Praise For CLU from Labor Leader Amy Dean
When In These Times magazine asked renowned labor leader and author Amy Dean what projects around the country were models for resuscitating the American labor movement, which one did she choose to highlight? Community Labor United and the Green Justice Coalition.
After decades at the forefront of children’s health and other campaigns with the AFL-CIO in California, Dean feels that one of the strategies labor needs to embrace is local coalition-building: “Labor should be as much a community-based organization as it is a workplace-based one. The business community certainly talks about a range of strategies it needs to engage to dominate market share. Labor should be woven into the civic fabric of local communities – as much as the local Chamber of Commerces are.”
Dean issues a series of recommendations in her book, “A New New Deal: How Regional Activism Will Reshape the American Labor Movement,” which she says can help to anchor organizing in the current economic climate. She describes “three legs to the stool of regional power building: deep coalition building, policy and research, aggressive political action,” and praises CLU for being rooted in this model, which she credits for the success of the next generation of social change organizations.

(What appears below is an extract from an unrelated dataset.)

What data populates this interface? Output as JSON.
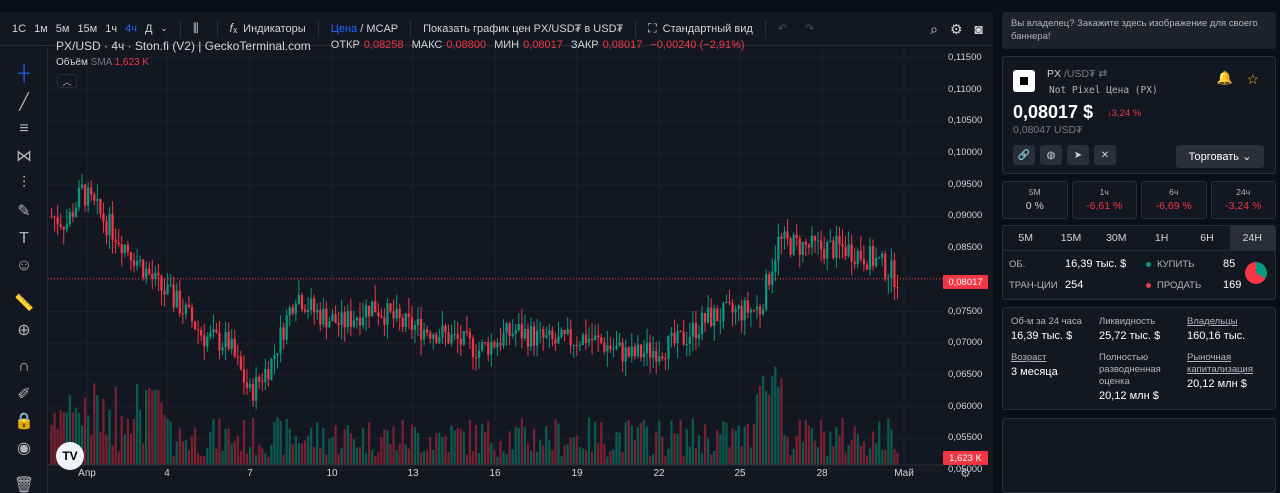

Since the 1990’s, Dean says, labor and other allied groups have been developing a different way of working with political officials. This involves building strong coalitions across traditional turf and interest lines to develop policy recommendations based on solid research, and then getting commitments on this agenda from candidates before supporting their election. This means acting so that “as social change groups we’re not just simply responding, but we have real proposals to put forth.”